After your R&D team has had a "Eureka!" moment, the first order of business is to engage in process development and production
of the product for clinical supply. Perhaps that moment came a few years ago and now you need to ensure that you can supply
enough product to meet commercial demand. Do you choose to build or retrofit your own manufacturing plant or do you buy via outsourcing to a contract manufacturing organization (CMO)? This complex decision shouldn't be made lightly because it
could affect nearly everything about your business, including your company's financial situation, intellectual property position,
and business and product goals.
THE CURRENT MARKET
In 2009, many small- to medium-sized biopharmaceutical companies struggled to raise funds for their product development and
manufacturing projects, while large, financially stable companies reigned in spending and reassessed their pipelines. The
building of new manufacturing facilities decreased, possibly reflecting changes in business philosophies as well as a reduced
ability by the pharmaceutical and biotech companies to progress with construction.1,2 At the same time, the global CMO market declined to approximately $2.6 billion, a reduction from years past.3 In general, CMOs saw a drop in requests for proposal, more sensitivity to pricing from potential clients, and there was
(and continues to be) increased level of competitiveness amongst CMOs. At least one CMO closed its doors (QSV Biologics).

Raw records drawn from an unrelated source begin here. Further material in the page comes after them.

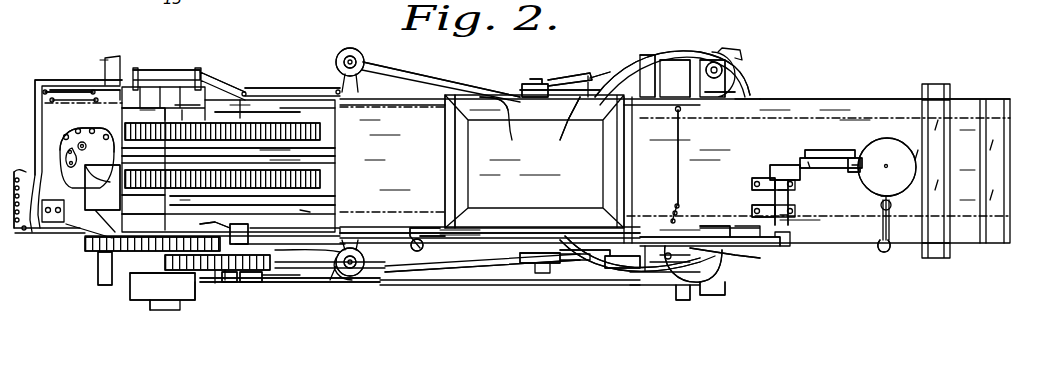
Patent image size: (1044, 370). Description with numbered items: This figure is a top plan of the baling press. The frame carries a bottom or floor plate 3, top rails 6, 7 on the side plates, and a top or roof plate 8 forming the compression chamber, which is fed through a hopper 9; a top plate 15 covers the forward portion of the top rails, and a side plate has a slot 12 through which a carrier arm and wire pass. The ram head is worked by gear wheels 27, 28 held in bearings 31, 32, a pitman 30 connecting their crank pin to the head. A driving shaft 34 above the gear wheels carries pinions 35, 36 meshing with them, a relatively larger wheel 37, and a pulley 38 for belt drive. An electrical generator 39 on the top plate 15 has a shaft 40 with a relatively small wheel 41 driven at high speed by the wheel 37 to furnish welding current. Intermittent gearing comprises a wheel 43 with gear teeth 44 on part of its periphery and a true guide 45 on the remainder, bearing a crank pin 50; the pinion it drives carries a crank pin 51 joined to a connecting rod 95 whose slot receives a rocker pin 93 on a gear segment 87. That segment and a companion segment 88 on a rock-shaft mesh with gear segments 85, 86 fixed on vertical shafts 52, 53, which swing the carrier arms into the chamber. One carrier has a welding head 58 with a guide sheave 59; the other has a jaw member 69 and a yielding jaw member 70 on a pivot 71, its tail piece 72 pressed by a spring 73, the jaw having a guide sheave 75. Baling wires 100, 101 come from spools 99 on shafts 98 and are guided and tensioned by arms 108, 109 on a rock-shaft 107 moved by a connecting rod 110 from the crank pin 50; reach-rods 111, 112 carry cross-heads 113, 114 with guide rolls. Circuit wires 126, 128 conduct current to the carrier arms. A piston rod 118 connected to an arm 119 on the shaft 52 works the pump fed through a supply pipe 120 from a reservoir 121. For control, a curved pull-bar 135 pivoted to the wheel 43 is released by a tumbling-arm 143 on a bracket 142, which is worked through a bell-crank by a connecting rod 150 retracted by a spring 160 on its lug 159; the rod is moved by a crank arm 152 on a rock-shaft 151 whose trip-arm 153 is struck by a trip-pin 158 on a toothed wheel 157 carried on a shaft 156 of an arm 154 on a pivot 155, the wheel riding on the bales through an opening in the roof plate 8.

The top plate 15 is at (62, 86).
The circuit wire 126 is at (168, 70).
The top rail 7 is at (291, 88).
The baling wire 101 is at (415, 82).
The hopper 9 is at (478, 98).
The bottom or floor plate 3 is at (512, 100).
The arm 109 is at (522, 88).
The rock-shaft 107 is at (535, 79).
The reach-rod 112 is at (562, 80).
The jaw member 69 is at (600, 95).
The pivot 71 is at (598, 75).
The spring 73 is at (616, 70).
The tail piece 72 is at (636, 58).
The cross-head 114 is at (692, 60).
The gear segment 88 is at (728, 60).
The gear segment 86 is at (728, 88).
The shaft 53 is at (732, 92).
The top or roof plate 8 is at (790, 106).
The shaft 156 is at (808, 150).
The pivot 155 is at (855, 150).
The reservoir 121 is at (890, 160).
The arm 154 is at (830, 150).
The toothed wheel 157 is at (788, 162).
The circuit wire 128 is at (78, 100).
The pinion 36 is at (160, 122).
The bearing 32 is at (225, 115).
The gear wheel 28 is at (322, 135).
The pitman 30 is at (322, 166).
The gear wheel 27 is at (322, 186).
The pinion 35 is at (143, 201).
The bearing 31 is at (225, 200).
The top rail 6 is at (312, 216).
The bracket 142 is at (198, 228).
The arm 108 is at (246, 228).
The guide 45 is at (272, 262).
The connecting rod 150 is at (395, 246).
The spring 160 is at (412, 236).
The lug 159 is at (412, 250).
The grooved roller or guide sheave 75 is at (562, 104).
The yielding jaw member 70 is at (594, 104).
The grooved roller or guide sheave 59 is at (565, 240).
The head 58 is at (598, 240).
The slot 12 is at (72, 192).
The electrical generator 39 is at (60, 244).
The shaft 40 is at (96, 262).
The relatively small wheel 41 is at (90, 252).
The relatively larger wheel 37 is at (165, 280).
The driving shaft 34 is at (172, 295).
The pulley 38 is at (190, 302).
The tumbling-arm 143 is at (176, 280).
The gear teeth 44 is at (222, 280).
The curved pull-bar 135 is at (210, 280).
The crank pin 51 is at (230, 282).
The crank pin 50 is at (245, 283).
The wheel 43 is at (266, 283).
The connecting rod 110 is at (316, 284).
The shaft 98 is at (346, 278).
The spool 99 is at (360, 280).
The baling wire 100 is at (487, 240).
The connecting rod 95 is at (496, 282).
The reach-rod 111 is at (578, 268).
The cross-head 113 is at (622, 282).
The shaft 52 is at (682, 300).
The rocker pin 93 is at (714, 296).
The gear segment 87 is at (712, 266).
The gear segment 85 is at (722, 258).
The arm 119 is at (748, 258).
The plunger or piston rod 118 is at (758, 250).
The crank arm 152 is at (745, 232).
The trip-arm 153 is at (795, 196).
The rock-shaft 151 is at (785, 220).
The trip-pin 158 is at (838, 190).
The supply pipe 120 is at (888, 250).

Mergers and acquisitions also changed the landscape of the CMO business, as CMOs of all sizes and capabilities were integrated
into larger pharmaceutical or biotech companies (Watson Pharmaceuticals/Eden Biodesign; Merck/Avecia; Recipharm/Cobra).
Today, the business environment seems to be on the rebound: interest in pipelines including biologics remains strong, and
for companies considering outsourcing, CMO capacity is broadly available (though, perhaps because of the acquisitions of 2009,
capacity may not remain readily available). Process economics continue to improve through leaps in productivity and the acceptance
of new production technologies. There is a wider array of product types requiring cGMP manufacture, including the emergence
of biosimilars as originator product patents expire. But the industry has learned some valuable lessons as a result of the
tumult of 2009. Companies remain cautious when evaluating requirements for risk sharing, product quality compliance, and business
partner compatibility. Cost-containment is still paramount and everyone is looking to manage their project budgets efficiently.